6. The image preprocessing method of claim 5,

the number of all the thread blocks is m × n, wherein m represents the quotient of the width of the single frame image and the number of columns of the threads contained in the thread block, and n represents the quotient of the height of the single frame image and the number of rows of the threads contained in the thread block.

7. An image preprocessing method based on CUDA is characterized in that the image preprocessing method is applied to a CPU side, and the image preprocessing method comprises the following steps:

acquiring a single-frame image;

reading pixel value data of all pixels in the single-frame image;

receiving pre-processed image data obtained by the image pre-processing method of any one of claims 2-6.

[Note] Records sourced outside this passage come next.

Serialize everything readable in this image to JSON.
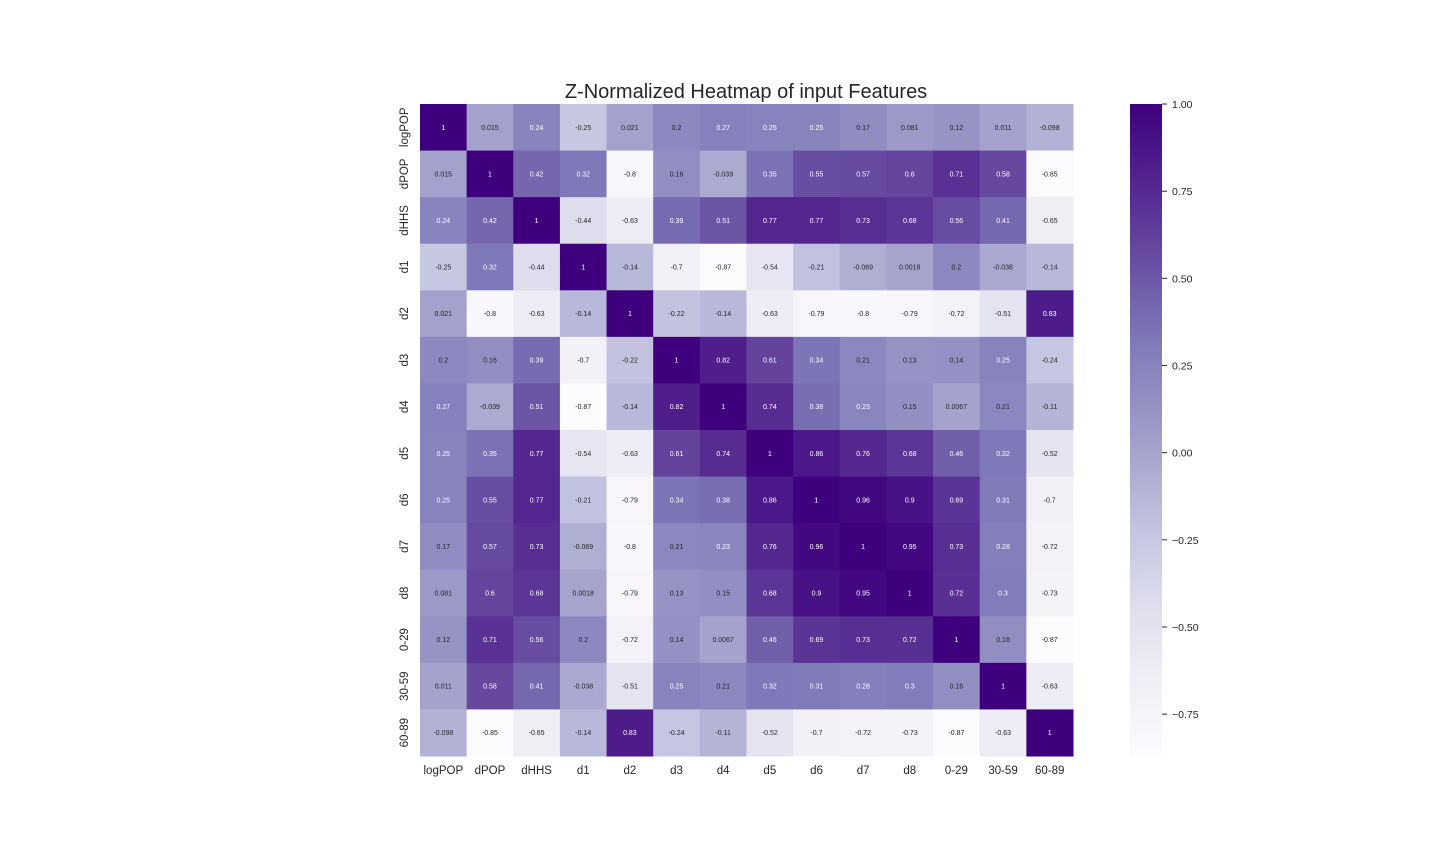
{
  "chart_data": {
    "type": "heatmap",
    "title": "Z-Normalized Heatmap of input Features",
    "xlabel": "",
    "ylabel": "",
    "labels": [
      "logPOP",
      "dPOP",
      "dHHS",
      "d1",
      "d2",
      "d3",
      "d4",
      "d5",
      "d6",
      "d7",
      "d8",
      "0-29",
      "30-59",
      "60-89"
    ],
    "values": [
      [
        "1",
        "0.015",
        "0.24",
        "-0.25",
        "0.021",
        "0.2",
        "0.27",
        "0.25",
        "0.25",
        "0.17",
        "0.081",
        "0.12",
        "0.011",
        "-0.098"
      ],
      [
        "0.015",
        "1",
        "0.42",
        "0.32",
        "-0.8",
        "0.16",
        "-0.039",
        "0.35",
        "0.55",
        "0.57",
        "0.6",
        "0.71",
        "0.58",
        "-0.85"
      ],
      [
        "0.24",
        "0.42",
        "1",
        "-0.44",
        "-0.63",
        "0.39",
        "0.51",
        "0.77",
        "0.77",
        "0.73",
        "0.68",
        "0.56",
        "0.41",
        "-0.65"
      ],
      [
        "-0.25",
        "0.32",
        "-0.44",
        "1",
        "-0.14",
        "-0.7",
        "-0.87",
        "-0.54",
        "-0.21",
        "-0.069",
        "0.0018",
        "0.2",
        "-0.038",
        "-0.14"
      ],
      [
        "0.021",
        "-0.8",
        "-0.63",
        "-0.14",
        "1",
        "-0.22",
        "-0.14",
        "-0.63",
        "-0.79",
        "-0.8",
        "-0.79",
        "-0.72",
        "-0.51",
        "0.83"
      ],
      [
        "0.2",
        "0.16",
        "0.39",
        "-0.7",
        "-0.22",
        "1",
        "0.82",
        "0.61",
        "0.34",
        "0.21",
        "0.13",
        "0.14",
        "0.25",
        "-0.24"
      ],
      [
        "0.27",
        "-0.039",
        "0.51",
        "-0.87",
        "-0.14",
        "0.82",
        "1",
        "0.74",
        "0.38",
        "0.23",
        "0.15",
        "0.0067",
        "0.21",
        "-0.11"
      ],
      [
        "0.25",
        "0.35",
        "0.77",
        "-0.54",
        "-0.63",
        "0.61",
        "0.74",
        "1",
        "0.86",
        "0.76",
        "0.68",
        "0.46",
        "0.32",
        "-0.52"
      ],
      [
        "0.25",
        "0.55",
        "0.77",
        "-0.21",
        "-0.79",
        "0.34",
        "0.38",
        "0.86",
        "1",
        "0.96",
        "0.9",
        "0.69",
        "0.31",
        "-0.7"
      ],
      [
        "0.17",
        "0.57",
        "0.73",
        "-0.069",
        "-0.8",
        "0.21",
        "0.23",
        "0.76",
        "0.96",
        "1",
        "0.95",
        "0.73",
        "0.28",
        "-0.72"
      ],
      [
        "0.081",
        "0.6",
        "0.68",
        "0.0018",
        "-0.79",
        "0.13",
        "0.15",
        "0.68",
        "0.9",
        "0.95",
        "1",
        "0.72",
        "0.3",
        "-0.73"
      ],
      [
        "0.12",
        "0.71",
        "0.56",
        "0.2",
        "-0.72",
        "0.14",
        "0.0067",
        "0.46",
        "0.69",
        "0.73",
        "0.72",
        "1",
        "0.16",
        "-0.87"
      ],
      [
        "0.011",
        "0.58",
        "0.41",
        "-0.038",
        "-0.51",
        "0.25",
        "0.21",
        "0.32",
        "0.31",
        "0.28",
        "0.3",
        "0.16",
        "1",
        "-0.63"
      ],
      [
        "-0.098",
        "-0.85",
        "-0.65",
        "-0.14",
        "0.83",
        "-0.24",
        "-0.11",
        "-0.52",
        "-0.7",
        "-0.72",
        "-0.73",
        "-0.87",
        "-0.63",
        "1"
      ]
    ],
    "colormap": "Purples",
    "vmin": -0.87,
    "vmax": 1.0,
    "colorbar_ticks": [
      "1.00",
      "0.75",
      "0.50",
      "0.25",
      "0.00",
      "−0.25",
      "−0.50",
      "−0.75"
    ],
    "grid": false
  }
}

8. The image preprocessing method according to claim 7, further comprising the steps of: allocating memory on the CPU according to the single-frame image;

9. A CUDA-based image preprocessing system, comprising:

a CPU configured to acquire a single frame image and read pixel value data of all pixels in the single frame image, and receive preprocessed image data obtained by the image preprocessing method according to any one of claims 2 to 6;

the GPU is connected with the CPU and is provided with a pre-programmed CUDA kernel function, and the GPU is configured to acquire a single-frame image and pixel value data of all pixels in the single-frame image read by the CPU; then carrying out zooming operation on the single-frame image to obtain a zoomed image; and then calling the CUDA kernel function to calculate the pixel value of each pixel in the zoomed image in parallel according to the pixel value data of each pixel read by the CPU by using the CUDA kernel function.

10. The image pre-processing system of claim 9,

the GPU is also configured to respectively perform normalization and centering calculation on the pixel value of each pixel in the zoomed image so as to obtain preprocessed image data.